高山選手が試合中のケガでリングを降りてから7年。私たちは帝王のいないリングを見つめ続けている。新しいスターもたくさん生まれた。コロナ禍を乗り越えてプロレスは今でも、いつ何時でも面白い。

5年ぶりに開催されたTAKAYAMANIAの第2試合に登場したシン・広田さくら改めシン・高山善廣には場内がどよめいた。神は細部に宿るというけれど、あの手作り感満載の出で立ちにも関わらず現れた瞬間の空気感はさすがで、口角で不敵に笑う表情、雲を突くような高身長、あの豪快なテーマ曲で大股にのしのしと歩く姿はまさに帝王だった。そしてトップロープをまたぐリングイン! ああ、私たちはこれを7年間見ていなかったんだなあと帝王の不在を逆に実感した。そんなシン・帝王と笑いもせずに真摯に向かい合ってやっつけた里村明衣子選手の素晴らしさは言うまでもない。

立って俺の顔を蹴っ飛ばしてみろ、と鈴木みのる選手は言ったけれど、奇跡は起こらなかった。リングを降りた高山選手は「立てないのが悔しかった」と繰り返していた。本当に、高山選手は立ちたかったんだと思う。物語のようには現実はなかなか進まない。

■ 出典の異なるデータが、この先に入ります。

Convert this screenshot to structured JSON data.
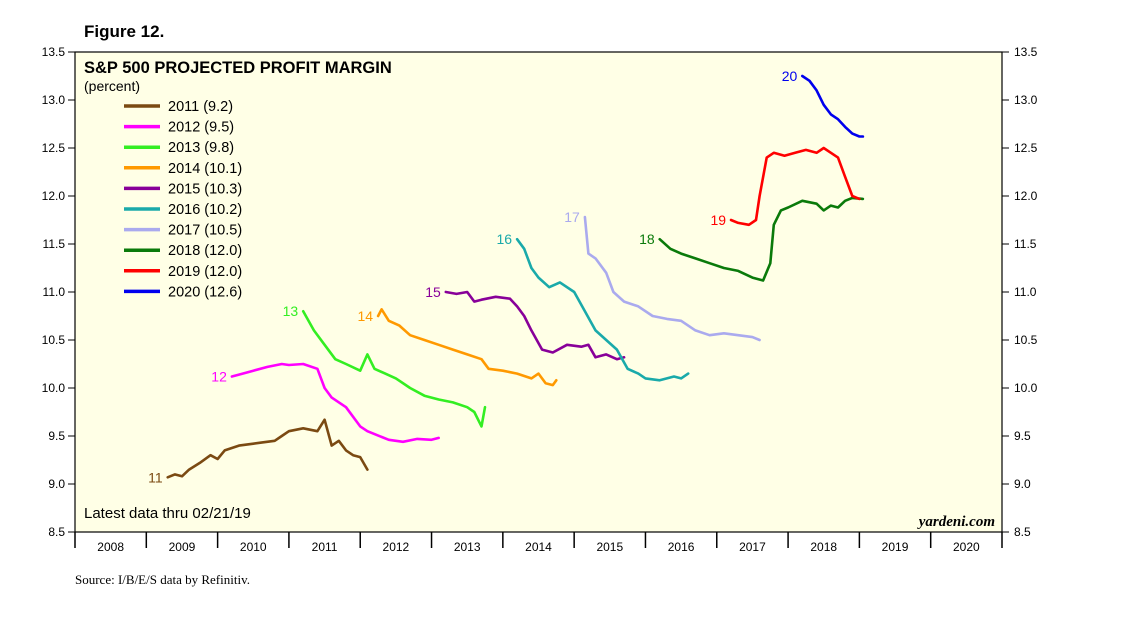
{
  "figure_label": "Figure 12.",
  "source": "Source: I/B/E/S data by Refinitiv.",
  "chart_data": {
    "type": "line",
    "title": "S&P 500 PROJECTED PROFIT MARGIN",
    "subtitle": "(percent)",
    "note": "Latest data thru 02/21/19",
    "watermark": "yardeni.com",
    "background_color": "#ffffe6",
    "x_range": [
      2008,
      2021
    ],
    "ylim": [
      8.5,
      13.5
    ],
    "y_ticks": [
      "13.5",
      "13.0",
      "12.5",
      "12.0",
      "11.5",
      "11.0",
      "10.5",
      "10.0",
      "9.5",
      "9.0",
      "8.5"
    ],
    "x_tick_labels": [
      "2008",
      "2009",
      "2010",
      "2011",
      "2012",
      "2013",
      "2014",
      "2015",
      "2016",
      "2017",
      "2018",
      "2019",
      "2020"
    ],
    "legend_position": "top-left",
    "series": [
      {
        "name": "2011 (9.2)",
        "tag": "11",
        "color": "#7b4a12",
        "x": [
          2009.3,
          2009.4,
          2009.5,
          2009.6,
          2009.75,
          2009.9,
          2010.0,
          2010.1,
          2010.3,
          2010.5,
          2010.6,
          2010.8,
          2010.9,
          2011.0,
          2011.2,
          2011.4,
          2011.5,
          2011.6,
          2011.7,
          2011.8,
          2011.9,
          2012.0,
          2012.1
        ],
        "y": [
          9.07,
          9.1,
          9.08,
          9.15,
          9.22,
          9.3,
          9.26,
          9.35,
          9.4,
          9.42,
          9.43,
          9.45,
          9.5,
          9.55,
          9.58,
          9.55,
          9.67,
          9.4,
          9.45,
          9.35,
          9.3,
          9.28,
          9.15
        ]
      },
      {
        "name": "2012 (9.5)",
        "tag": "12",
        "color": "#ff00ff",
        "x": [
          2010.2,
          2010.3,
          2010.5,
          2010.7,
          2010.9,
          2011.0,
          2011.2,
          2011.4,
          2011.5,
          2011.6,
          2011.8,
          2012.0,
          2012.1,
          2012.2,
          2012.4,
          2012.6,
          2012.8,
          2013.0,
          2013.1
        ],
        "y": [
          10.12,
          10.14,
          10.18,
          10.22,
          10.25,
          10.24,
          10.25,
          10.2,
          10.0,
          9.9,
          9.8,
          9.6,
          9.55,
          9.52,
          9.46,
          9.44,
          9.47,
          9.46,
          9.48
        ]
      },
      {
        "name": "2013 (9.8)",
        "tag": "13",
        "color": "#33ee22",
        "x": [
          2011.2,
          2011.35,
          2011.5,
          2011.65,
          2011.8,
          2012.0,
          2012.1,
          2012.2,
          2012.35,
          2012.5,
          2012.7,
          2012.9,
          2013.1,
          2013.3,
          2013.5,
          2013.6,
          2013.7,
          2013.75
        ],
        "y": [
          10.8,
          10.6,
          10.45,
          10.3,
          10.25,
          10.18,
          10.35,
          10.2,
          10.15,
          10.1,
          10.0,
          9.92,
          9.88,
          9.85,
          9.8,
          9.75,
          9.6,
          9.8
        ]
      },
      {
        "name": "2014 (10.1)",
        "tag": "14",
        "color": "#ff9900",
        "x": [
          2012.25,
          2012.3,
          2012.4,
          2012.55,
          2012.7,
          2012.9,
          2013.1,
          2013.3,
          2013.5,
          2013.7,
          2013.8,
          2014.0,
          2014.2,
          2014.4,
          2014.5,
          2014.6,
          2014.7,
          2014.75
        ],
        "y": [
          10.75,
          10.82,
          10.7,
          10.65,
          10.55,
          10.5,
          10.45,
          10.4,
          10.35,
          10.3,
          10.2,
          10.18,
          10.15,
          10.1,
          10.15,
          10.05,
          10.03,
          10.08
        ]
      },
      {
        "name": "2015 (10.3)",
        "tag": "15",
        "color": "#880099",
        "x": [
          2013.2,
          2013.35,
          2013.5,
          2013.6,
          2013.7,
          2013.9,
          2014.1,
          2014.2,
          2014.3,
          2014.4,
          2014.55,
          2014.7,
          2014.9,
          2015.1,
          2015.2,
          2015.3,
          2015.45,
          2015.6,
          2015.7
        ],
        "y": [
          11.0,
          10.98,
          11.0,
          10.9,
          10.92,
          10.95,
          10.93,
          10.85,
          10.75,
          10.6,
          10.4,
          10.37,
          10.45,
          10.43,
          10.45,
          10.32,
          10.35,
          10.3,
          10.32
        ]
      },
      {
        "name": "2016 (10.2)",
        "tag": "16",
        "color": "#1aaaaa",
        "x": [
          2014.2,
          2014.3,
          2014.4,
          2014.5,
          2014.65,
          2014.8,
          2015.0,
          2015.15,
          2015.3,
          2015.45,
          2015.6,
          2015.75,
          2015.9,
          2016.0,
          2016.2,
          2016.4,
          2016.5,
          2016.6
        ],
        "y": [
          11.55,
          11.45,
          11.25,
          11.15,
          11.05,
          11.1,
          11.0,
          10.8,
          10.6,
          10.5,
          10.4,
          10.2,
          10.15,
          10.1,
          10.08,
          10.12,
          10.1,
          10.15
        ]
      },
      {
        "name": "2017 (10.5)",
        "tag": "17",
        "color": "#aaaaee",
        "x": [
          2015.15,
          2015.2,
          2015.3,
          2015.45,
          2015.55,
          2015.7,
          2015.9,
          2016.1,
          2016.3,
          2016.5,
          2016.7,
          2016.9,
          2017.1,
          2017.3,
          2017.5,
          2017.6
        ],
        "y": [
          11.78,
          11.4,
          11.35,
          11.2,
          11.0,
          10.9,
          10.85,
          10.75,
          10.72,
          10.7,
          10.6,
          10.55,
          10.57,
          10.55,
          10.53,
          10.5
        ]
      },
      {
        "name": "2018 (12.0)",
        "tag": "18",
        "color": "#0a7a0a",
        "x": [
          2016.2,
          2016.35,
          2016.5,
          2016.7,
          2016.9,
          2017.1,
          2017.3,
          2017.5,
          2017.65,
          2017.75,
          2017.8,
          2017.9,
          2018.0,
          2018.2,
          2018.4,
          2018.5,
          2018.6,
          2018.7,
          2018.8,
          2018.9,
          2019.05
        ],
        "y": [
          11.55,
          11.45,
          11.4,
          11.35,
          11.3,
          11.25,
          11.22,
          11.15,
          11.12,
          11.3,
          11.7,
          11.85,
          11.88,
          11.95,
          11.92,
          11.85,
          11.9,
          11.88,
          11.95,
          11.98,
          11.97
        ]
      },
      {
        "name": "2019 (12.0)",
        "tag": "19",
        "color": "#ff0000",
        "x": [
          2017.2,
          2017.3,
          2017.45,
          2017.55,
          2017.6,
          2017.7,
          2017.8,
          2017.95,
          2018.1,
          2018.25,
          2018.4,
          2018.5,
          2018.6,
          2018.7,
          2018.8,
          2018.9,
          2019.0
        ],
        "y": [
          11.75,
          11.72,
          11.7,
          11.75,
          12.0,
          12.4,
          12.45,
          12.42,
          12.45,
          12.48,
          12.45,
          12.5,
          12.45,
          12.4,
          12.2,
          12.0,
          11.97
        ]
      },
      {
        "name": "2020 (12.6)",
        "tag": "20",
        "color": "#0000ee",
        "x": [
          2018.2,
          2018.3,
          2018.4,
          2018.5,
          2018.6,
          2018.7,
          2018.8,
          2018.9,
          2019.0,
          2019.05
        ],
        "y": [
          13.25,
          13.2,
          13.1,
          12.95,
          12.85,
          12.8,
          12.72,
          12.65,
          12.62,
          12.62
        ]
      }
    ]
  }
}
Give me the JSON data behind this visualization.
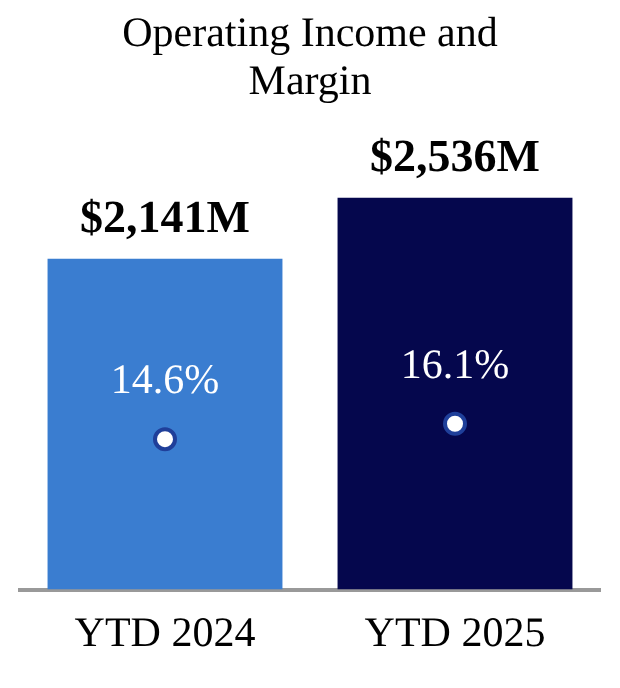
{
  "chart_data": {
    "type": "bar",
    "title": "Operating Income and Margin",
    "categories": [
      "YTD 2024",
      "YTD 2025"
    ],
    "series": [
      {
        "colors": [
          "#3a7dd0",
          "#05074d"
        ],
        "values": [
          2141,
          2536
        ],
        "value_labels": [
          "$2,141M",
          "$2,536M"
        ]
      },
      {
        "type": "scatter",
        "axis": "y2",
        "color": "#ffffff",
        "values": [
          14.6,
          16.1
        ],
        "value_labels": [
          "14.6%",
          "16.1%"
        ]
      }
    ],
    "tick_labels": "x",
    "grid": false,
    "legend": false,
    "marker": "circle"
  }
}
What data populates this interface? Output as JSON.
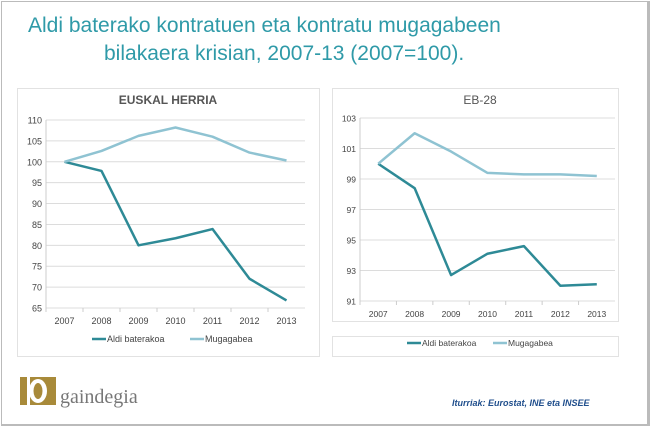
{
  "title_line1": "Aldi baterako kontratuen eta kontratu mugagabeen",
  "title_line2": "bilakaera krisian, 2007-13 (2007=100).",
  "source": "Iturriak: Eurostat, INE eta INSEE",
  "logo_text": "gaindegia",
  "colors": {
    "aldi": "#2e8a96",
    "muga": "#8fc3d2",
    "title": "#2f9aa8"
  },
  "chart_data": [
    {
      "type": "line",
      "title": "EUSKAL HERRIA",
      "categories": [
        "2007",
        "2008",
        "2009",
        "2010",
        "2011",
        "2012",
        "2013"
      ],
      "ylim": [
        65,
        110
      ],
      "yticks": [
        65,
        70,
        75,
        80,
        85,
        90,
        95,
        100,
        105,
        110
      ],
      "grid": true,
      "legend": "bottom",
      "series": [
        {
          "name": "Aldi baterakoa",
          "values": [
            100,
            97.8,
            80,
            81.7,
            83.9,
            72,
            66.8
          ]
        },
        {
          "name": "Mugagabea",
          "values": [
            100,
            102.6,
            106.2,
            108.2,
            106,
            102.2,
            100.3
          ]
        }
      ]
    },
    {
      "type": "line",
      "title": "EB-28",
      "categories": [
        "2007",
        "2008",
        "2009",
        "2010",
        "2011",
        "2012",
        "2013"
      ],
      "ylim": [
        91,
        103
      ],
      "yticks": [
        91,
        93,
        95,
        97,
        99,
        101,
        103
      ],
      "grid": true,
      "legend": "bottom",
      "series": [
        {
          "name": "Aldi baterakoa",
          "values": [
            100,
            98.4,
            92.7,
            94.1,
            94.6,
            92.0,
            92.1
          ]
        },
        {
          "name": "Mugagabea",
          "values": [
            100,
            102.0,
            100.8,
            99.4,
            99.3,
            99.3,
            99.2
          ]
        }
      ]
    }
  ]
}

でも奇跡を待つより、ひとつの約束を信じたい。鈴木選手は「この勝負お預けな」と言った。ゴングは鳴らされた。きっと長い時間無制限一本勝負になる。私たちはこれからずっと、「鈴木みのるvs高山善廣」の試合が続く世界を生きる。

 

里村明衣子選手と向かい合う、シン・高山善廣のサイズ感。